Tornando a parlare dei due Mari di Taranto occorre aggiungere che il Mar Grande bagna la costa esterna e comunica col Mar Piccolo attraverso il canale naturale di Porta Napoli e per mezzo di un secondo canale navigabile e artificiale. Il Mar Piccolo si può invece considerarlo un mare interno con due rade, una di forma triangolare e una di forma ellittica.
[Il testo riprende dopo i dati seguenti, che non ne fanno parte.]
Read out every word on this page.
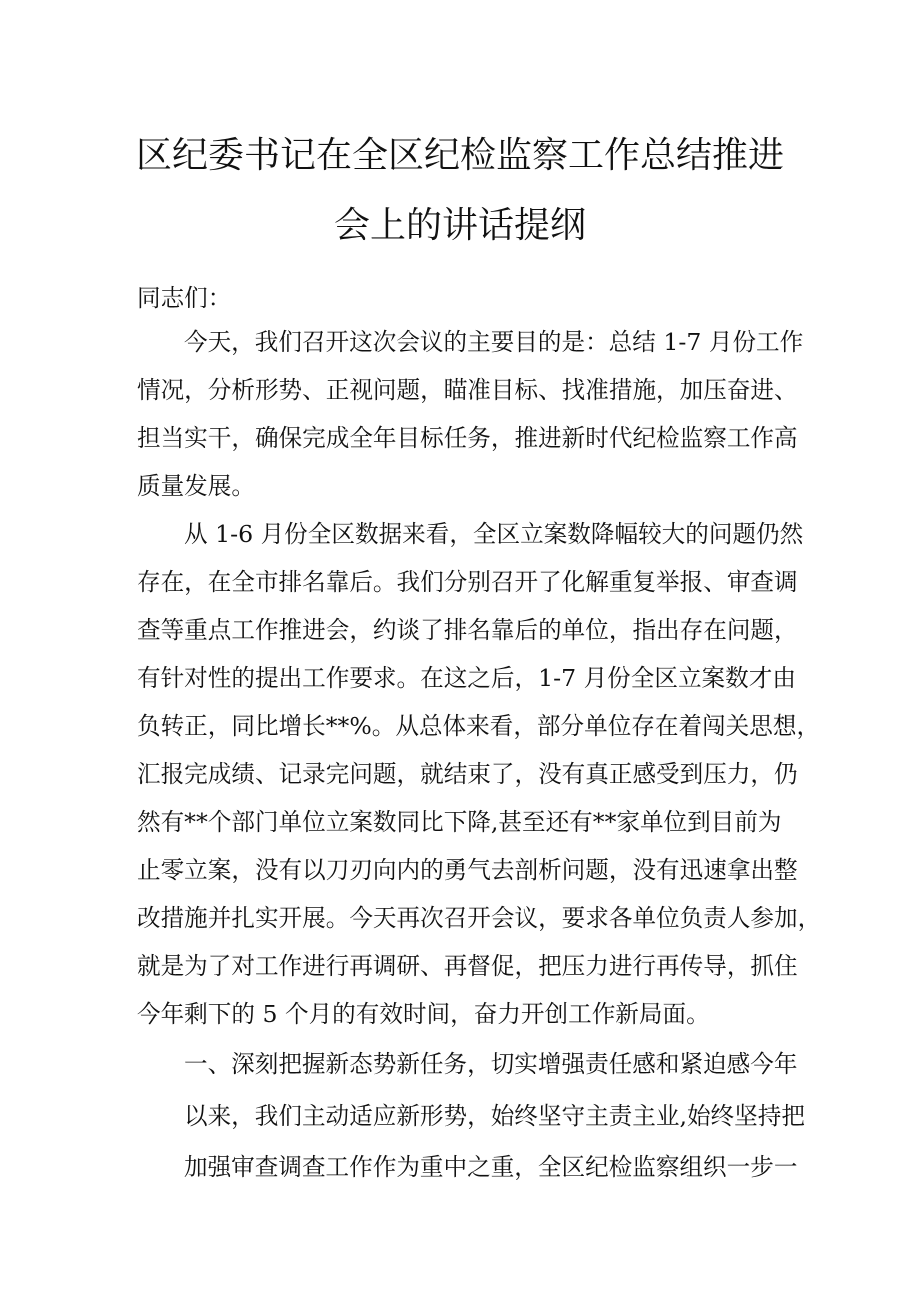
区纪委书记在全区纪检监察工作总结推进
会上的讲话提纲

同志们：

今天，我们召开这次会议的主要目的是：总结 1-7 月份工作

情况，分析形势、正视问题，瞄准目标、找准措施，加压奋进、

担当实干，确保完成全年目标任务，推进新时代纪检监察工作高

质量发展。

从 1-6 月份全区数据来看，全区立案数降幅较大的问题仍然

存在，在全市排名靠后。我们分别召开了化解重复举报、审查调

查等重点工作推进会，约谈了排名靠后的单位，指出存在问题，

有针对性的提出工作要求。在这之后，1-7 月份全区立案数才由

负转正，同比增长**%。从总体来看，部分单位存在着闯关思想，

汇报完成绩、记录完问题，就结束了，没有真正感受到压力，仍

然有**个部门单位立案数同比下降,甚至还有**家单位到目前为

止零立案，没有以刀刃向内的勇气去剖析问题，没有迅速拿出整

改措施并扎实开展。今天再次召开会议，要求各单位负责人参加，

就是为了对工作进行再调研、再督促，把压力进行再传导，抓住

今年剩下的 5 个月的有效时间，奋力开创工作新局面。

一、深刻把握新态势新任务，切实增强责任感和紧迫感今年

以来，我们主动适应新形势，始终坚守主责主业,始终坚持把

加强审查调查工作作为重中之重，全区纪检监察组织一步一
I due mari di Taranto si caratterizzano per i venti e le maree, per le correnti di acqua a differenti temperature, sia in superficie che in profondità, e per la presenza a 60 metri sotto il livello del mare dei cosiddetti citri, ovvero 34 sorgenti di acqua non potabile di origine carsica che immettono in continuazione acqua dolce abbassando il grado di salinità generale.

Le Cozze Tarantine

Proprio il basso grado di salinità, insieme al mare calmo, determina quella situazione idrobiologica ideale per il metabolismo e l'accrescimento dei mitili. Il Mar Piccolo, letteralmente circondato dalla terra, vanta acque abbastanza quiete, in cui la produzione dei prelibati molluschi risulta essere eccezionale.

Nel gergo locale il mitile è la Cozza Tarantina, le sue dimensioni sono di pochi centimetri, contenute rispetto ad altri molluschi della stessa specie presenti sul mercato ittico italiano e di provenienza greca o spagnola.

Il sapore della Cozza Tarantina è inconfondibile, è particolarmente gustosa, dolce, piena e grossa, biancorosata, profumata di iodio e di mare cristallino. Diverse sono i modi in cui prepararla in cucina per apprezzarla al meglio, per esempio vanno citate le ricette tipiche delle Cozze alla puppitegna, cioè alla poverella, e della Pasta fagioli e Cozze. Sono da provare anche le classiche Cozze Gratinate e la Tajeddha a base di riso e patate.

Le cozze nere di Taranto

Le Cozze Tarantine

Il favorevole clima di Taranto

Il clima tarantino è particolarmente gradevole per via dell'azione mitigatrice delle correnti di aria calda provenienti dal Mediterraneo e per la presenza delle colline circostanti la città che arginano efficacemente le rigide perturbazioni settentrionali garantendo un clima mite per l'intero corso dell'anno.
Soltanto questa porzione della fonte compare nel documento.